A petition against proroguing parliament has gathered more than 1m signatures as Prime Minister Boris Johnson faces an angry revolt over his move.
Thousands of protesters gathered outside parliament and Downing Street yesterday evening to voice their anger against the prorogation.
Demonstrators called the decision to suspend the current Commons session, approved by the Queen yesterday, amounted to a “coup”.
But the government has insisted the move will leave MPs with enough time to debate Brexit.
The UK is currently due to leave the EU on 31 October, and parliament will be suspended between 9 September and 14 October.
A petition against the suspension has gathered 1.2m signatures at the time of writing.
Meanwhile a cross-party group of MPs are expected to begin a bid to block a no-deal Brexit as early as next week.
Former chancellor Philip Hammond told media yesterday: “A number of my colleagues would have preferred to wait … and move in late September.
“That will now not be possible. We will have to try to do something when parliament returns next week.”
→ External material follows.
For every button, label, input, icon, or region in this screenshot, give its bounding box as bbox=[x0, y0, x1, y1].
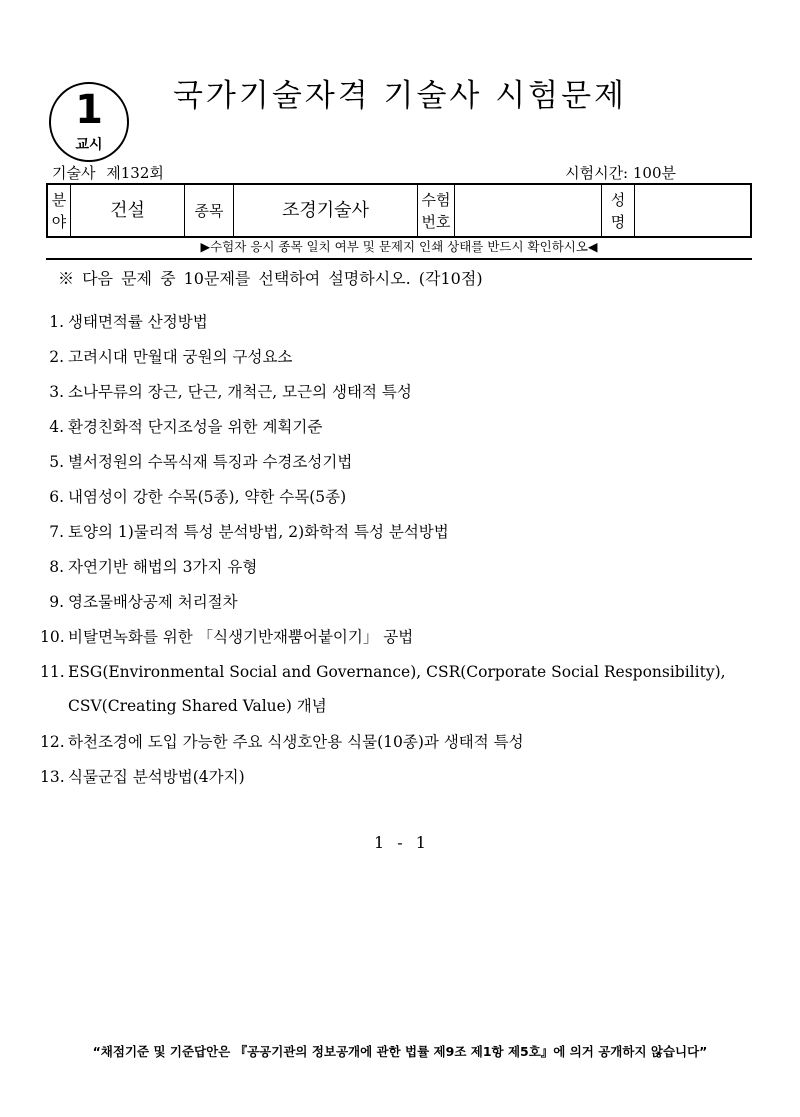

Meanwhile legal challenges against the suspension – which MPs cannot block – were launched in London and Edinburgh.
Remainer Gina Miller issued one of the legal bids, telling the BBC: “Our unwritten constitution is a bit like a gentleman’s agreement, and you have to say it’s not been used in that manner.”
Barrister Jo Maugham, who leads the Good Law Project, is behind the Scottish motion.
Johnson has insisted it is “completely untrue” to point to Brexit as the reason for dissolving parliament’s current session. Instead he said it is one of the longest sessions in 250 years.
Johnson has said he wants to suspend parliament in order to have a Queen’s Speech to outline his “very exciting agenda” for domestic issues.
However, Ruth Fox, director of the parliament-focused Hansard Society, said the prorogation was “significantly longer” than a normal one.
Speaking to Radio 4’s Today programme, she added that the suspension could “potentially halve” the number of days MPs can use to debate the government’s stance on Brexit.